At some juncture during the draft season, teams gather in their war-rooms to play the scenario game. Every organization must be prepared for each possible scenario that might unfold: "If, by our pick, these three players are on the board, we will select player A; if these two players remain, we will pick player B; If these five players remain, we will trade down x spots and still get a guy we like." Given the unpredictability of the draft, it's very difficult, if not downright impossible, to target specific players in, say, the sixth round. At that juncture of the draft, teams are looking to pick up players with some kind of upside, almost regardless of position.
Its far easier to play the scenario game in the first couple of rounds. Lets look at the last two Cowboys drafts for examples. In 2010, Dallas had three players mid-first round grades on their short list and were determined to trade up should any one of the three begin to fall a bit. Two of them, Texas FS Earl Thomas and OG Mike Iupati of Idaho, were gobbled up at picks 14 and 17, respectively. But Dez Bryant continued to fall until he was within striking distance. Jerry Jones struck, Bryant became a Cowboy and the rest is history.
Last year, Dallas targeted three or four players with early first round (i.e., blue-chip) grades who they were prepared to select with the ninth pick. When they went on the clock, two of those guys--Wisconsin DE J. J. Watt and USC OT Tyron Smith--were available. Because both were on the board, they entertained the possibility of trading back, where they could pick up a second-day pick and still get their guy. After contemplating the various permutations (and analyzing the offer on the table from Jacksonville), Dallas decided to stay put and select OT Smith.
Both of these scenarios--one a trade down, the other an "almost" trade up--were thought out well in advance by Jones, son Stephen and Dallas Director of College and Pro Scouting Tom Ciskowski. In 2010, if both Iupati and Bryant had been available at #24, they had a plan.

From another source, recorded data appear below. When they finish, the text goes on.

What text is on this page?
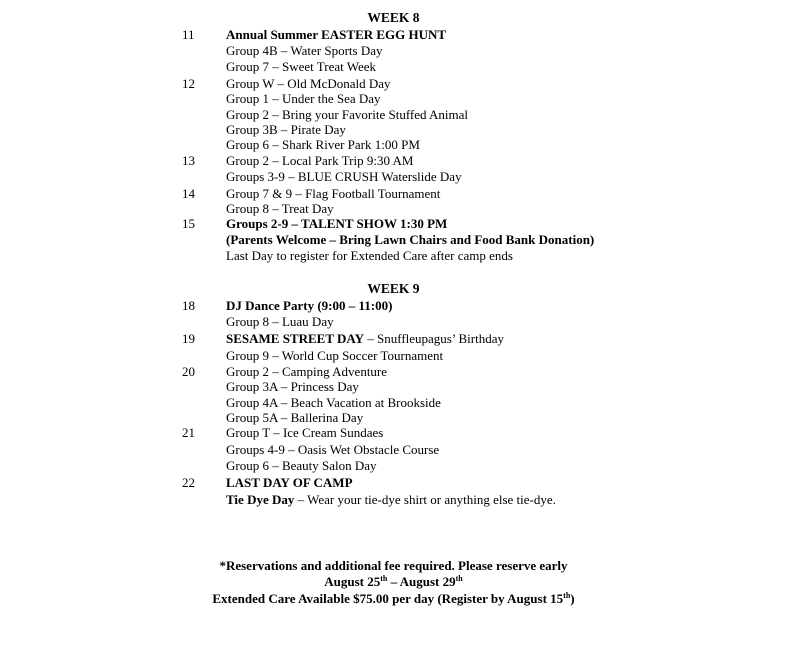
WEEK 8
11 Annual Summer EASTER EGG HUNT
Group 4B – Water Sports Day
Group 7 – Sweet Treat Week
12 Group W – Old McDonald Day
Group 1 – Under the Sea Day
Group 2 – Bring your Favorite Stuffed Animal
Group 3B – Pirate Day
Group 6 – Shark River Park 1:00 PM
13 Group 2 – Local Park Trip 9:30 AM
Groups 3-9 – BLUE CRUSH Waterslide Day
14 Group 7 & 9 – Flag Football Tournament
Group 8 – Treat Day
15 Groups 2-9 – TALENT SHOW 1:30 PM
(Parents Welcome – Bring Lawn Chairs and Food Bank Donation)
Last Day to register for Extended Care after camp ends
WEEK 9
18 DJ Dance Party (9:00 – 11:00)
Group 8 – Luau Day
19 SESAME STREET DAY – Snuffleupagus’ Birthday
Group 9 – World Cup Soccer Tournament
20 Group 2 – Camping Adventure
Group 3A – Princess Day
Group 4A – Beach Vacation at Brookside
Group 5A – Ballerina Day
21 Group T – Ice Cream Sundaes
Groups 4-9 – Oasis Wet Obstacle Course
Group 6 – Beauty Salon Day
22 LAST DAY OF CAMP
Tie Dye Day – Wear your tie-dye shirt or anything else tie-dye.
*Reservations and additional fee required. Please reserve early
August 25th – August 29th
Extended Care Available $75.00 per day (Register by August 15th)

In 2011, had Aldon Smith joined J.J. Watt and Smith as available players, they had a plan for that as well. The takeaway here is that, since the draft has so many moving parts, war rooms must prepare for every eventuality, or else they'll get caught with their pants down.
More after the jump...
On TV, the draft sometimes appears to be chaotic (all those trades!). But its a very well-rehearsed chaos; teams must play out ALL the possible scenarios that might unfold and have a viable set of contingencies for each. Within each potential pool of draftees, they know which player they will select or, if the pool is big enough, when they might trade down and still nab their guy. In advance of the draft, they will have called numerous teams to inquire about their interest in making a trade at given points in the draft, so that they have a good sense of where and when they can move up or down the draft ladder.
This preparation and resultant movement up and down the draft ladder is a key draft reality that mocks typically fail to take into account. I can see why, it's next to impossible to predict trades, each of which affects subsequent choices - but that is the mock draft's central shortcoming: mockers, unlike teams, don't account for multiple scenarios. At least they didn't until now. Today Todd McShay came out with his annual "Multi-option" mock draft (sadly, its a subscription feature), in which some teams (the Colts and Redskins) have fairly simple choices and others--the Rams, Chiefs and Patriots--have as many as five options.
As fortune would have it, the Cowboys are one of the teams with five scenarios. McShay mocks Memphis DT-DE Dontari Poe to the Cowboys, and then offers four alternate paths:
- Scenario 1: Defensive line might not seem like the top need, but Poe is the kind of young, versatile talent defensive coordinator Rob Ryan would like to develop. And with Kenyon Coleman on the downside of his career and Jay Ratliff able to move to 5-technique/DE, Poe would bring some depth and flexibility to the defensive front.
- Scenario 2: The Cowboys have been searching for some time for a versatile, do-it-all safety who can be a quarterback in the secondary, so Barron could easily be the pick.
- Scenario 3: Bring in Floyd to provide QB Tony Romo with another weapon on the outside.
- Scenario 4: Brockers is also an option to upgrade the defensive line.
- Scenario 5: The Cowboys need to shore things up at cornerback, and at this point Gilmore would be a good fit.
To review: the Cowboys' five options with the fourteenth pick are, in order: Poe; Mark Barron; Michael Floyd (if Arizona picks a pass rusher; he has Floyd mocked to the Cardinals one pick earlier); Michael Brockers; Stephon Gilmore. If you're wondering about BTB favorites Fletcher Cox and David DeCastro, McShay has Cox going to Carolina at the ninth pick and DeCastro lasting until Cincy takes him at #17.
Whether or not you agree with McShay's final product, its hard to argue against his process. I admire his courage in taking on the dizzying array of draft permutations--a set of possibilities that only gets headier as the draft moves into the last half of the first round. The Cowboys, poised at # 14, sit at the gateway to this permutational frenzy, which is why this draft will, I think, prove to be the most exciting for Cowboys fans in some years.